This repository provides the implementation of several new iterative models for rating of sport teams, illustrated by the example of association football (soccer). The models presented are based upon the gradient descent algorithm, which makes the rating update equations easy to interpret, explain, as well as adjust once new match results are observed. A prominent instance of a rating model that fits into this framework is the Elo rating system.
The iterative versions of the popular football match outcome models are not only easier to maintain but also yield more accurate predictions than their counterparts estimated jointly using a sample of matches.
The figure below concerns the Big Six Premier League teams for three selected seasons. The ratings are obtained through the iterative version of the one-parameter Poisson model which proved to be the most accurate approach in the comparison.
The repository is an integral part the paper by Jan Lasek and Marek Gągolewski Interpretable sports team rating models based on the gradient descent algorithm.
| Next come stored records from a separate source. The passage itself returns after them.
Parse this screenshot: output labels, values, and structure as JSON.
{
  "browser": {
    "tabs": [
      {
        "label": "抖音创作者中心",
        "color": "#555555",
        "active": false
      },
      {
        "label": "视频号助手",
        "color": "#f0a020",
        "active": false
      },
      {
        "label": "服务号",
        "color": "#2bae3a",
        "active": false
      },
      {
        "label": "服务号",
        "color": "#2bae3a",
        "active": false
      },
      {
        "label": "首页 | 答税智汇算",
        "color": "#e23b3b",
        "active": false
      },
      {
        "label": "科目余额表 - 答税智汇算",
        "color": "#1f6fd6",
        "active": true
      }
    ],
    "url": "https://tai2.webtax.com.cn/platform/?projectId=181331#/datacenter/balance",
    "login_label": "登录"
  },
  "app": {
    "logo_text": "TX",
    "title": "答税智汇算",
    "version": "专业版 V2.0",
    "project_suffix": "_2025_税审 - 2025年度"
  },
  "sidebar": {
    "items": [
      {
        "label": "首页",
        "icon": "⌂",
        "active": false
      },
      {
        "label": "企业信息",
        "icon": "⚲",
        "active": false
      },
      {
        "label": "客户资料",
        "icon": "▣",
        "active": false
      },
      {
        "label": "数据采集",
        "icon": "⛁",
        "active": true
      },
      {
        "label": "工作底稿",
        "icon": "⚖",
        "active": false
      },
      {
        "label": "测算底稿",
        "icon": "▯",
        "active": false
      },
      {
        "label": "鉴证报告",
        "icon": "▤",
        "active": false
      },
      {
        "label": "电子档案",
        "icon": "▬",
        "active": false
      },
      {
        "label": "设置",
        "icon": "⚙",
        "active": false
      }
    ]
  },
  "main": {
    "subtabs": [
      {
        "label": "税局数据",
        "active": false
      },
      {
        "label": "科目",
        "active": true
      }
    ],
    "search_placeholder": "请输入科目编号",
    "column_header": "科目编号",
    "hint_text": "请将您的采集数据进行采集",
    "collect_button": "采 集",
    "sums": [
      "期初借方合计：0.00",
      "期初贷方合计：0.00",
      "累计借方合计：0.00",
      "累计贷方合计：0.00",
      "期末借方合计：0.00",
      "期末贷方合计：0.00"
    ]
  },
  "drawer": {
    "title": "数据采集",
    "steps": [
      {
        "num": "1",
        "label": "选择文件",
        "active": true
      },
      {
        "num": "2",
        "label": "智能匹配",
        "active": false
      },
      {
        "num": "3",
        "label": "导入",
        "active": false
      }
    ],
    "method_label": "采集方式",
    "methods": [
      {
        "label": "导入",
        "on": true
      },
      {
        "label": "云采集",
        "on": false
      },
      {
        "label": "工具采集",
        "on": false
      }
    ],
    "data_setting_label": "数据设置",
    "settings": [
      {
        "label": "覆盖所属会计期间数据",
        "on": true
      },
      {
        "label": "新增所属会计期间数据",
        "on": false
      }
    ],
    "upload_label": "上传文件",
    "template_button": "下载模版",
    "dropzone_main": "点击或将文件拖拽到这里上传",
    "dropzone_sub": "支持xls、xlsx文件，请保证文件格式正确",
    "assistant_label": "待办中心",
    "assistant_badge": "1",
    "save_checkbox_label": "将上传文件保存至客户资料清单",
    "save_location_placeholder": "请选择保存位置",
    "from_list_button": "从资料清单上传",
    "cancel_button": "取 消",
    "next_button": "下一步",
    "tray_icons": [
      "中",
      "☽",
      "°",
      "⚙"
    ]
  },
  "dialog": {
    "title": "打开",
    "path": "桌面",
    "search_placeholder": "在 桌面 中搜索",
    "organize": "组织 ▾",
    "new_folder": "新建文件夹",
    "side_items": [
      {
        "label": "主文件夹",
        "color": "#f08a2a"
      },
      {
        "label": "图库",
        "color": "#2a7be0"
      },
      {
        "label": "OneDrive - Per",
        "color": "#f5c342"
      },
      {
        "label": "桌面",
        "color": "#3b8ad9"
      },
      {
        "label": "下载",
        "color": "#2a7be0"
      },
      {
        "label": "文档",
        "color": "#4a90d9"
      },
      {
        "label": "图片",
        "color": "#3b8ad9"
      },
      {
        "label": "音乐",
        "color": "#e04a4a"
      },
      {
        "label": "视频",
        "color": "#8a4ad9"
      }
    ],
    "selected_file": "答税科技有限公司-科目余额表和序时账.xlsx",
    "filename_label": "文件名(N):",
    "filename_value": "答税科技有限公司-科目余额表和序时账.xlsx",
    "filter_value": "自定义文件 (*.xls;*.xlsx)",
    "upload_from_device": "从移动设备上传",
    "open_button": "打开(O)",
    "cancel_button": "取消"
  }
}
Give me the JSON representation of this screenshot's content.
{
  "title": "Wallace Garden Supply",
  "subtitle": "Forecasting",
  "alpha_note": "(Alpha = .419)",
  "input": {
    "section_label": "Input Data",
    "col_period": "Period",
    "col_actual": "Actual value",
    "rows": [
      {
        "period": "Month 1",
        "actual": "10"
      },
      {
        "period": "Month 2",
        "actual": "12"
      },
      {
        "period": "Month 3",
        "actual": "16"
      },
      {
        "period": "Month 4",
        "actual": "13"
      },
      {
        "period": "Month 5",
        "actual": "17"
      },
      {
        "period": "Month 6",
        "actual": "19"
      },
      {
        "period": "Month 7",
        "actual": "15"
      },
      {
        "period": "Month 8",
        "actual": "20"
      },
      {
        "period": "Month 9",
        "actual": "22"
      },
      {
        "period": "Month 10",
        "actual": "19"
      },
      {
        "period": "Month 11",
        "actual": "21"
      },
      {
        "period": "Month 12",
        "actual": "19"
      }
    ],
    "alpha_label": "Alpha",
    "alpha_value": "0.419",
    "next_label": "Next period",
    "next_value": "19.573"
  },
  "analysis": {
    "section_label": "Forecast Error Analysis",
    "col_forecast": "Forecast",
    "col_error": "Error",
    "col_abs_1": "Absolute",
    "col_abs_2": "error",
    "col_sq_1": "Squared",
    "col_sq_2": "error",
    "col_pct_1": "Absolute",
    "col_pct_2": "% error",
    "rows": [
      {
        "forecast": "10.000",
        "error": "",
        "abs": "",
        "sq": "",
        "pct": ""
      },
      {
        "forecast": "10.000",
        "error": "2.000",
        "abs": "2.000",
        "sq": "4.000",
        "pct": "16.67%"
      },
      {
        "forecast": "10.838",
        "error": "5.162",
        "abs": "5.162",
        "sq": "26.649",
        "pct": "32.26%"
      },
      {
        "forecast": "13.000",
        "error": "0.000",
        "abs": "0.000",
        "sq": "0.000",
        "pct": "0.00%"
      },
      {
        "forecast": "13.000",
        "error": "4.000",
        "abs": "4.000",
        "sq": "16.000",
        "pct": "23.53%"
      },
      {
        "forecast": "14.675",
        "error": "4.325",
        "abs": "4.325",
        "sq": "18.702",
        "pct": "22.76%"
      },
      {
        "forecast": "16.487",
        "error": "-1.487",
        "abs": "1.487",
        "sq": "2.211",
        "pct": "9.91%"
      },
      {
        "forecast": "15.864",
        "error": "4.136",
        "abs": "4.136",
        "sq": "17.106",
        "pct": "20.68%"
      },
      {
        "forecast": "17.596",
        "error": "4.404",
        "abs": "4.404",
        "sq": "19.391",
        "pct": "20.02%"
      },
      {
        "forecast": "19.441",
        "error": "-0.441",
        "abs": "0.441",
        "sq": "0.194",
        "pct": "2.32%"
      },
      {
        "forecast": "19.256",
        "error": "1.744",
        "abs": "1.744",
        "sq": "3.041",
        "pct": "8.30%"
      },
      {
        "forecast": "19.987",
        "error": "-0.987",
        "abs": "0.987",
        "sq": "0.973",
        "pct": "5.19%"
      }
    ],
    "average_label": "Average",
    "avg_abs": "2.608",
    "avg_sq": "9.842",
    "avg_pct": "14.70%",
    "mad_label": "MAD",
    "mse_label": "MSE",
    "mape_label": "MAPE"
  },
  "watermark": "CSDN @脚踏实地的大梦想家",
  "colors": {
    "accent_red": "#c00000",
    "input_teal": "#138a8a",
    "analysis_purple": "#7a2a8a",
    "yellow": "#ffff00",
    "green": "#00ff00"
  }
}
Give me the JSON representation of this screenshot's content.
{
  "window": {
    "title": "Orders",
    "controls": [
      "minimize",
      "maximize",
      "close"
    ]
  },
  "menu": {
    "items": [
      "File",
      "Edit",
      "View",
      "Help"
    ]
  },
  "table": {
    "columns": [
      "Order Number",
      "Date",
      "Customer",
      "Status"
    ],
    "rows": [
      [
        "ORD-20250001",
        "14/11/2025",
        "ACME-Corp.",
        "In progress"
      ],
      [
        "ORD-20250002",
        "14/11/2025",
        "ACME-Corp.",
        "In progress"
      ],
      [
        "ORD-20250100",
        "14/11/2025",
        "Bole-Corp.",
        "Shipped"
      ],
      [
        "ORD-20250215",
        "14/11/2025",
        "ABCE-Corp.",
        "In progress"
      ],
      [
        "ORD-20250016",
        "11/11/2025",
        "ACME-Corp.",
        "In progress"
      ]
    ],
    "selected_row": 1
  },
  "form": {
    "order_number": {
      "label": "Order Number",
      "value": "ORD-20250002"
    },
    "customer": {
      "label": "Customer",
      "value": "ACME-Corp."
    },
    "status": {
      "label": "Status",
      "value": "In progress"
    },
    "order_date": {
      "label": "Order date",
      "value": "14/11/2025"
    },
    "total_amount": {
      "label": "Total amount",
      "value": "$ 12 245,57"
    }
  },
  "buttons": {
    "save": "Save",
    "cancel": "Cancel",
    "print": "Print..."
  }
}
The project works with Python 3.7. Dependencies can be installed with, e.g., pip
using requirements.txt
file enclosed.
Perhaps the easiest way to get everyting up and running is to add the project directory to PYTHONPATH
variable by appending the following line to ~/.bashrc
:
export PYTHONPATH="${PYTHONPATH}:/your/path/to/project/dir"
Directory tests
provides some testing routines that can be run using pytest:
$ ./run_tests.sh
Data for running the computations are available on-line at http://www.football-data.co.uk/. It can be conveniently downloaded using the script located in the data
directory:
$ ./download_data.sh
In order to inform the other scripts where the data reside, set the DATA_PATH
variable in config.py
.
Parameter optimisation was performed by random search using optimize_model.py
. Shell script run_optimization.sh
includes all the optimisations performed:
$ ./run_optimization.sh
The results will be saved in the current working directory.
Notebook demo.ipynb
gives a short demonstration of one of the models proposed.
Lasek, J., & Gagolewski, M.: Interpretable sports team rating models based on the gradient descent algorithm. International Journal of Forecasting, 2020.